Bosu squat and press
Loving the water is just one more great reason to live in Austin. In addition to looking great on the water this summer, you know you want to pull off some rad moves behind the boat. Pure Austin Fitness Specialist Kathy Redden’s loves to get behind the boat and “wakesurf.” Wakesurfing involves “surfing” the wake behind a ski boat
on a surfboard. It’s so fun! Now is the time to get prepared for the season by starting your cross-training.
Kathy says: Work the Wave
You have to be strong in your obliques and hips to be able to stabilize the board while you move up and down the wave. The fol- lowing two exercises are great for the obiques and hips.
Side to Side Medicine Ball Slams.
Start seated, holding a medicine ball, with your feet in the air. Twist side to side and hit or “slam” the ball to ground on each side of your hips…..hit hard, make some noise! Work up to 30 slams (15 each side) per set.

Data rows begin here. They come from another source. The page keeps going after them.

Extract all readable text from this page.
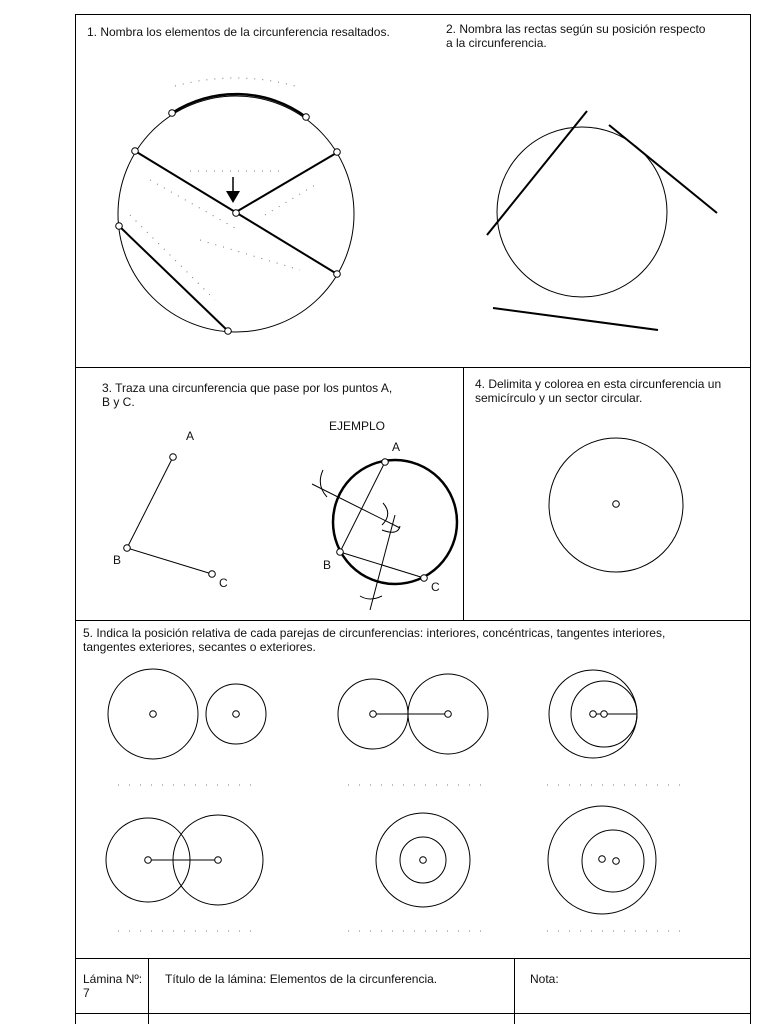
1. Nombra los elementos de la circunferencia resaltados.	2. Nombra las rectas según su posición respecto
a la circunferencia.
3. Traza una circunferencia que pase por los puntos A,
B y C.
4. Delimita y colorea en esta circunferencia un
semicírculo y un sector circular.
5. Indica la posición relativa de cada parejas de circunferencias: interiores, concéntricas, tangentes interiores,
tangentes exteriores, secantes o exteriores.
A
B
C
EJEMPLO
A
B
C
Lámina Nº:
7
Título de la lámina: Elementos de la circunferencia.	Nota:
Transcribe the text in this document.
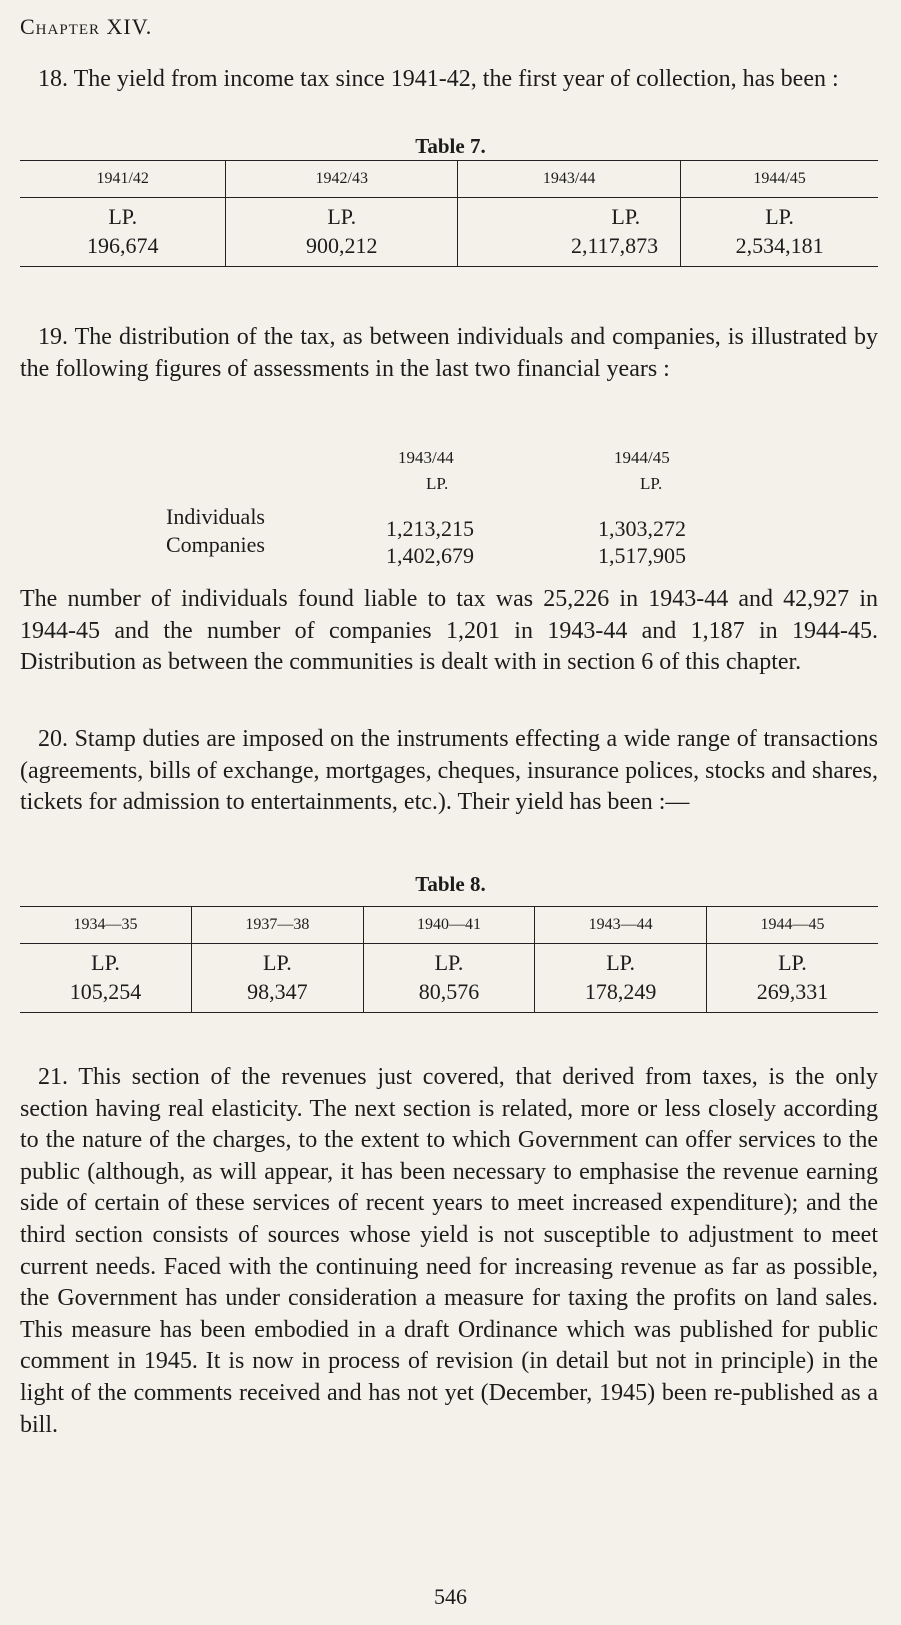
Chapter XIV.

18. The yield from income tax since 1941-42, the first year of collection, has been :

Table 7.
1941/42	1942/43	1943/44	1944/45
LP.	LP.	LP.	LP.
196,674	900,212	2,117,873	2,534,181

19. The distribution of the tax, as between individuals and companies, is illustrated by the following figures of assessments in the last two financial years :

1943/44	1944/45
LP.	LP.
Individuals	1,213,215	1,303,272
Companies	1,402,679	1,517,905

The number of individuals found liable to tax was 25,226 in 1943-44 and 42,927 in 1944-45 and the number of companies 1,201 in 1943-44 and 1,187 in 1944-45. Distribution as between the communities is dealt with in section 6 of this chapter.

20. Stamp duties are imposed on the instruments effecting a wide range of transactions (agreements, bills of exchange, mortgages, cheques, insurance polices, stocks and shares, tickets for admission to entertainments, etc.). Their yield has been :—

Table 8.
1934—35	1937—38	1940—41	1943—44	1944—45
LP.	LP.	LP.	LP.	LP.
105,254	98,347	80,576	178,249	269,331

21. This section of the revenues just covered, that derived from taxes, is the only section having real elasticity. The next section is related, more or less closely according to the nature of the charges, to the extent to which Government can offer services to the public (although, as will appear, it has been necessary to emphasise the revenue earning side of certain of these services of recent years to meet increased expenditure); and the third section consists of sources whose yield is not susceptible to adjustment to meet current needs. Faced with the continuing need for increasing revenue as far as possible, the Government has under consideration a measure for taxing the profits on land sales. This measure has been embodied in a draft Ordinance which was published for public comment in 1945. It is now in process of revision (in detail but not in principle) in the light of the comments received and has not yet (December, 1945) been re-published as a bill.

546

Start with 2 sets, with 30 seconds rest between sets, and progress to 3 sets. Be sure to maintain good posture, and keep your abs tight but don’t hold your breath. To add extra challenge, bring your gaze up towards the ceiling.
The second exercise is a medicine ball chop.
Stand with feet hips-width apart holding the medicine ball. Swing down, bringing the ball towards your left foot, then swing up and reach up in to the air to right side. Imagine you are hitting a target above and behind you (keep your arms 90 percent straight throughout the whole movement). Repeat 15 times on this side, then switch sides. Start with 2 sets, with a 30-second rest between sets. Progress to 3 sets. Here’s another important wakesurfing tip: Don’t dip the nose! If you catch an edge, you will go down! These exercises can help you prepare for smooth surfing.
Bosu isometric staggered squats.
When wakesurfing, most of your weight is on your back leg, so it needs to be as strong as steel. The front leg is agile and light, steering the board but not dipping the nose. Turn the Bosu so the blue side is down. Carefully, with a spot or the wall, get on the flat side. Take a staggered (surfboard) stance, basically a shortened lunge stance. Keep your front knee bent while dropping the back knee toward the ground. Hold at the bottom for 30 seconds, then switch feet. Do 3 sets on each leg. This is an awesome exercise for your surfboard-legs strength!
Bosu squat and press.
Again, turn the Bosu so the blue side is down. (Very) carefully step up to the flat side, and be sure to use a spot or a wall if you need one! Have some handweights nearby that you can grab once you get on.
Holding a weight in each hand, squat down, and then come back to standing while pressing the weights into an overhead shoulder press. The Bosu will add to instability and challenge the core while the legs are stabilizing. Practice getting steady on the unsteady surface! Do 15 reps, take a break, and repeat. Do 2-3 sets.